Le ministre malien de la Sécurité et de la Protection civile a publié ce 4 juin un communiqué officiel proposant des récompenses financières à quiconque fournirait des informations permettant l’arrestation ou la neutralisation de sept individus accusés d’implication dans des actes terroristes. En tête de liste : Iyad Ag Ghaly, chef historique du groupe Jama’at Nusrat al-Islam wal-Muslimin (JNIM).
C’est une démarche inédite par son ampleur dans le dispositif sécuritaire malien. Le général de division Daoud Aly Mohammedine, ministre de la Sécurité et de la Protection civile, a signé ce 4 juin un communiqué annonçant l’instauration d’un programme de récompenses financières destiné à obtenir des renseignements sur six individus activement recherchés par les services de sécurité du pays.

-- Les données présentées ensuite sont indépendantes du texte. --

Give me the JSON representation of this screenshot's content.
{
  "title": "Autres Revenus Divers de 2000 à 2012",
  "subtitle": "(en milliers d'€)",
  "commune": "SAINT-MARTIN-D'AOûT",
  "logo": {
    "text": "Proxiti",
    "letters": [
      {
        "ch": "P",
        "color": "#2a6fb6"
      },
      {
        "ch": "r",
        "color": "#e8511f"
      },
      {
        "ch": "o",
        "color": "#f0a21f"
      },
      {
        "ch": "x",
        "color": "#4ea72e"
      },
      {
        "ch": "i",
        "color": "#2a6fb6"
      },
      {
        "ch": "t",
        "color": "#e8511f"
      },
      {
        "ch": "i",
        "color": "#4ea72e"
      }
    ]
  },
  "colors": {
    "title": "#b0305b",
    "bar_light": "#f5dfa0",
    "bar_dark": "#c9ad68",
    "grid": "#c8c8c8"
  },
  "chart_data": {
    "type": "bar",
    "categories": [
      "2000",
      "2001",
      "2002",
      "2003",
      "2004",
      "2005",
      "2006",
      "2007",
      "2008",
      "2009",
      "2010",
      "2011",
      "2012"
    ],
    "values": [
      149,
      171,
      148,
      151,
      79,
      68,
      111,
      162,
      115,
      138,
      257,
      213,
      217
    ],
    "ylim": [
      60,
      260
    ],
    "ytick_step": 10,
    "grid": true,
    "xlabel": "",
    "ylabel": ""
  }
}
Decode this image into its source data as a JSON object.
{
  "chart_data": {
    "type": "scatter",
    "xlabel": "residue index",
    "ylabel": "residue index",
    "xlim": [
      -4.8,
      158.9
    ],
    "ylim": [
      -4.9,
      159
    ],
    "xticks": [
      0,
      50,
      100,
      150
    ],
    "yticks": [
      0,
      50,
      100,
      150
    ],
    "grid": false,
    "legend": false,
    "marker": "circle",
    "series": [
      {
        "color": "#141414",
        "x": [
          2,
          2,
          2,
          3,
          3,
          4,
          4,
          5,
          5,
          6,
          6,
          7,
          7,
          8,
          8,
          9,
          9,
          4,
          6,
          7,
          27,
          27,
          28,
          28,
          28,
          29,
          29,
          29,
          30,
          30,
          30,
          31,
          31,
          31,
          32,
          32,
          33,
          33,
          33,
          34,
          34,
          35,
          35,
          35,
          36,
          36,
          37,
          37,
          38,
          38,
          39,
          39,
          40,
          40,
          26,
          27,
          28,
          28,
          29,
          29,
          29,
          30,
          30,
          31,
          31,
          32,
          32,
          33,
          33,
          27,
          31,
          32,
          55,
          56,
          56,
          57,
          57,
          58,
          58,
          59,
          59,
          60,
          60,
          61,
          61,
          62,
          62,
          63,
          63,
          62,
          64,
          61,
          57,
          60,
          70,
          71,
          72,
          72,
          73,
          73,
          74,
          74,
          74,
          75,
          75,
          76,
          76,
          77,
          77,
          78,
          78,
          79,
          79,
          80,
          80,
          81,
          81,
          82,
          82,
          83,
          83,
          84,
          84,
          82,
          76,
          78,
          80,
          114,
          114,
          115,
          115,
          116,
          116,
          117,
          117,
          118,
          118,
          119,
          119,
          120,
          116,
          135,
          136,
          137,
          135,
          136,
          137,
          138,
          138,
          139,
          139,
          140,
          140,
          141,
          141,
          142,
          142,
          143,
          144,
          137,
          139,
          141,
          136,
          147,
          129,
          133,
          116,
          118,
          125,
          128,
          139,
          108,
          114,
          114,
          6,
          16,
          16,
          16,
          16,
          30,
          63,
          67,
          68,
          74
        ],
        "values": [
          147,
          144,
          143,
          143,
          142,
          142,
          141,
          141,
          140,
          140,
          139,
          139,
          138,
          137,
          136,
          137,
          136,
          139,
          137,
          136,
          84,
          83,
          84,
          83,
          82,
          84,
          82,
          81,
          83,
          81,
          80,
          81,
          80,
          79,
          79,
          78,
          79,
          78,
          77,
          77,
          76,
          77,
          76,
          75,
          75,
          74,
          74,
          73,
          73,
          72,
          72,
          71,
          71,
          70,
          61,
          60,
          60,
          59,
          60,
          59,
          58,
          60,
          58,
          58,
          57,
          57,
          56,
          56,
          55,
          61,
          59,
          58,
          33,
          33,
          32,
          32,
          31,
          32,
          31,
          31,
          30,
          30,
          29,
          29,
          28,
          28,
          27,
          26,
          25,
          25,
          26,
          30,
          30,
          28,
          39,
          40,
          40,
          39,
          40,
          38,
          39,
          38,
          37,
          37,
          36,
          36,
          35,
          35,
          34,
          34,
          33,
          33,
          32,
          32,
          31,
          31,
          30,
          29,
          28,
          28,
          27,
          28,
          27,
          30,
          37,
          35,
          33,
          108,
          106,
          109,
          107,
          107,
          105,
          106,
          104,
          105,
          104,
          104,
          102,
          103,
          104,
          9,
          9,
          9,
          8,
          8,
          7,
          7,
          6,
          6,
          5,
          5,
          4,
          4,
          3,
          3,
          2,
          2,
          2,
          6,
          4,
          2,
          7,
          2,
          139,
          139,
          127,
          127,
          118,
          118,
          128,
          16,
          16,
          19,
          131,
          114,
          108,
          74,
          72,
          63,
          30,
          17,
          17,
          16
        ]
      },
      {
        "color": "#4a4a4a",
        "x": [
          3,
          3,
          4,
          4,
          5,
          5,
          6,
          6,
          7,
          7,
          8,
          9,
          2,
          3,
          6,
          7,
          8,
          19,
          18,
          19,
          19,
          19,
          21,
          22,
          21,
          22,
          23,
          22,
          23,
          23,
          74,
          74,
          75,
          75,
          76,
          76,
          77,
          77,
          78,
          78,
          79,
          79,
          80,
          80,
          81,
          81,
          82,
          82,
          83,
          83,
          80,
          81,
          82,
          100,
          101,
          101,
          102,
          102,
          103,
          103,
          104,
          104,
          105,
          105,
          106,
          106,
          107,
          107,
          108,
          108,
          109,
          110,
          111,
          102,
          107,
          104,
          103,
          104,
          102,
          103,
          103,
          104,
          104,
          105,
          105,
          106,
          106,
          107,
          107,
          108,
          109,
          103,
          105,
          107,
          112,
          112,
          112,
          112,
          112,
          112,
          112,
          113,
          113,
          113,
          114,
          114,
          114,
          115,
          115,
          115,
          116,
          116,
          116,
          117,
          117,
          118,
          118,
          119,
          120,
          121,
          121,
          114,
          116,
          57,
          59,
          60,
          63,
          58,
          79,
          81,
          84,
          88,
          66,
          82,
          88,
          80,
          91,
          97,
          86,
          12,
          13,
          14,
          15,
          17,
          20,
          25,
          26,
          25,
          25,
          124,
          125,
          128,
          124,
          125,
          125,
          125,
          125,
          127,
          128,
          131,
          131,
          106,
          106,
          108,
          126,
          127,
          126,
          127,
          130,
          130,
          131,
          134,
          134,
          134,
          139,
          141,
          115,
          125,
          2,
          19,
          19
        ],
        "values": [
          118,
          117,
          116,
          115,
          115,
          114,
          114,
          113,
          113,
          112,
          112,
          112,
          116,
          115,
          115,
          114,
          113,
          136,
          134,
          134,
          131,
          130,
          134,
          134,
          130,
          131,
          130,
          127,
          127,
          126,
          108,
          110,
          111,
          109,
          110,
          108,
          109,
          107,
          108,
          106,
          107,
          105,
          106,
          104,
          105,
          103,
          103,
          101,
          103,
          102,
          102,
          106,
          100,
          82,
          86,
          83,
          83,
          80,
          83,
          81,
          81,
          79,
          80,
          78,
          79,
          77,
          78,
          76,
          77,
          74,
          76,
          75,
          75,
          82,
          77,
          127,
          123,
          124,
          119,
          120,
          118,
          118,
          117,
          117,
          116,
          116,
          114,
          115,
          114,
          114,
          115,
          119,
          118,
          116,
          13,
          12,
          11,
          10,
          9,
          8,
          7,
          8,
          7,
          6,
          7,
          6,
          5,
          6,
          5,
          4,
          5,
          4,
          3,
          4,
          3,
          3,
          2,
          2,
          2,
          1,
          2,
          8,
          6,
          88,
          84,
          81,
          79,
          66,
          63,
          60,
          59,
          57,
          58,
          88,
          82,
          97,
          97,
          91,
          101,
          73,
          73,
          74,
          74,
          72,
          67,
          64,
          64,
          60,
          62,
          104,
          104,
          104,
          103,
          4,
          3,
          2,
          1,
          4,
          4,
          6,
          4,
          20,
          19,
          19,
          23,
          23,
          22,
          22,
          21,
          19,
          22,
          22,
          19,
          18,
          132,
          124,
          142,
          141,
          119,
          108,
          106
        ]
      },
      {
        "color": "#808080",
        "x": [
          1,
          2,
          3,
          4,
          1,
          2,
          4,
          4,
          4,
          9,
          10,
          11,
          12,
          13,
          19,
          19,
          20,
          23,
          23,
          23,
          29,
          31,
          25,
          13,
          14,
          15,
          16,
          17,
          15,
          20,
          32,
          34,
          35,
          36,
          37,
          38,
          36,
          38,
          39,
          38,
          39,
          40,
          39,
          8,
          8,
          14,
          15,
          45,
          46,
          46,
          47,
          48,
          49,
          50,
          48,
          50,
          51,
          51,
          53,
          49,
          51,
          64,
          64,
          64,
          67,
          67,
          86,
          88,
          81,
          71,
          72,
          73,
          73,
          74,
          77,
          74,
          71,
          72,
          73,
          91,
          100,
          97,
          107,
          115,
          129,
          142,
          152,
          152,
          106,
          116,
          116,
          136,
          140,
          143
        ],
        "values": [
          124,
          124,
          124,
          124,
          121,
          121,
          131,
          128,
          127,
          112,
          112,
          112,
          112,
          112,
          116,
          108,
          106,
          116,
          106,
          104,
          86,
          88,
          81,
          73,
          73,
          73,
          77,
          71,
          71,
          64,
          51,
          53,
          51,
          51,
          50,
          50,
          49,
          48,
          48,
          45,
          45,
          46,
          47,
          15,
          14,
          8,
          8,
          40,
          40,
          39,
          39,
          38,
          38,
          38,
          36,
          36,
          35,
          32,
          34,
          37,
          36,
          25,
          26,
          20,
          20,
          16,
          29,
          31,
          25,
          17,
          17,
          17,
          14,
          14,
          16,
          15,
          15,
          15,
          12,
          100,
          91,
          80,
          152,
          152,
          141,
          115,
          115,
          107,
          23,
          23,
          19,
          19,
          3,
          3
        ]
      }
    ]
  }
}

Selon le texte officiel, lu sur la télévision nationale (ORTM), ces personnes sont suspectées d’avoir participé à « la planification, l’organisation et l’exécution d’actes terroristes ayant porté atteinte à la sécurité des personnes et des biens sur le territoire national ». Le gouvernement appelle la population à « faire preuve de vigilance » et à transmettre toute information utile aux Forces armées et de sécurité.
Iyad Ag Ghaly en tête, à 2 milliards FCFA
La prime la plus élevée — 2 milliards de francs CFA, soit environ 3 millions d’euros — est offerte pour Iyad Ag Ghaly, dit Abou al-Fadel, figure fondatrice d’Ansar Dine et chef du JNIM, la principale coalition djihadiste active au Sahel et affiliée à Al-Qaïda. Son nom figurait déjà sur les listes de sanctions de l’ONU et du Trésor américain.
Viennent ensuite Hamadoun Hassan Sangaré/Barry, dit Amadou Kouffa ou Môbbô — chef de la Katiba Macina au Sahel central —, et Abdoulaye Mamoudou Bakaye Diallo, alias Jouleybib de Nampala ou Sidi, tous deux répertoriés à 1,5 milliard FCFA. Alghabass Ag Intalla, ancienne figure de la rébellion touarègue reconvertie dans les réseaux armés, est recherché pour 1 milliard FCFA.
Trois autres individus sont visés à 500 millions FCFA chacun : Sedane Ag Hita, qui opère sous plusieurs alias dont Outhman Al Ansari et Al Qayrawani ; Bilal Ag Acherif ; et Abderrahmane Al-Batna Al-Jazairi, dont le nom à consonance algérienne suggère une dimension transnationale au réseau ciblé.
| INDIVIDU RECHERCHÉ | ALIAS | RÉCOMPENSE |
| Iyad Ag Ghaly | Abou al-Fadel | 2 000 000 000 FCFA |
| Hamadoun Hassan Sangaré/Barry | Amadou Kouffa / Môbbô | 1 500 000 000 FCFA |
| Abdoulaye M. B. Diallo | Jouleybib de Nampala / Sidi | 1 500 000 000 FCFA |
| Alghabass Ag Intalla | — | 1 000 000 000 FCFA |
| Sedane Ag Hita | Outhman Al Ansari / Al Qayrawani | 500 000 000 FCFA |
| Bilal Ag Acherif | — | 500 000 000 FCFA |
| Abderrahmane Al-Batna Al-Jazairi | — | 500 000 000 FCFA |
Ce type de programme de récompenses est une pratique bien établie dans la lutte antiterroriste internationale. Les États-Unis ont depuis longtemps recours à leur programme « Rewards for Justice » pour traquer les chefs djihadistes, et plusieurs pays africains ont mis en place des mécanismes similaires. Pour Bamako, il s’agit d’un signal fort adressé tant à la population — mobilisée comme relais de renseignement — qu’aux partenaires régionaux et internationaux.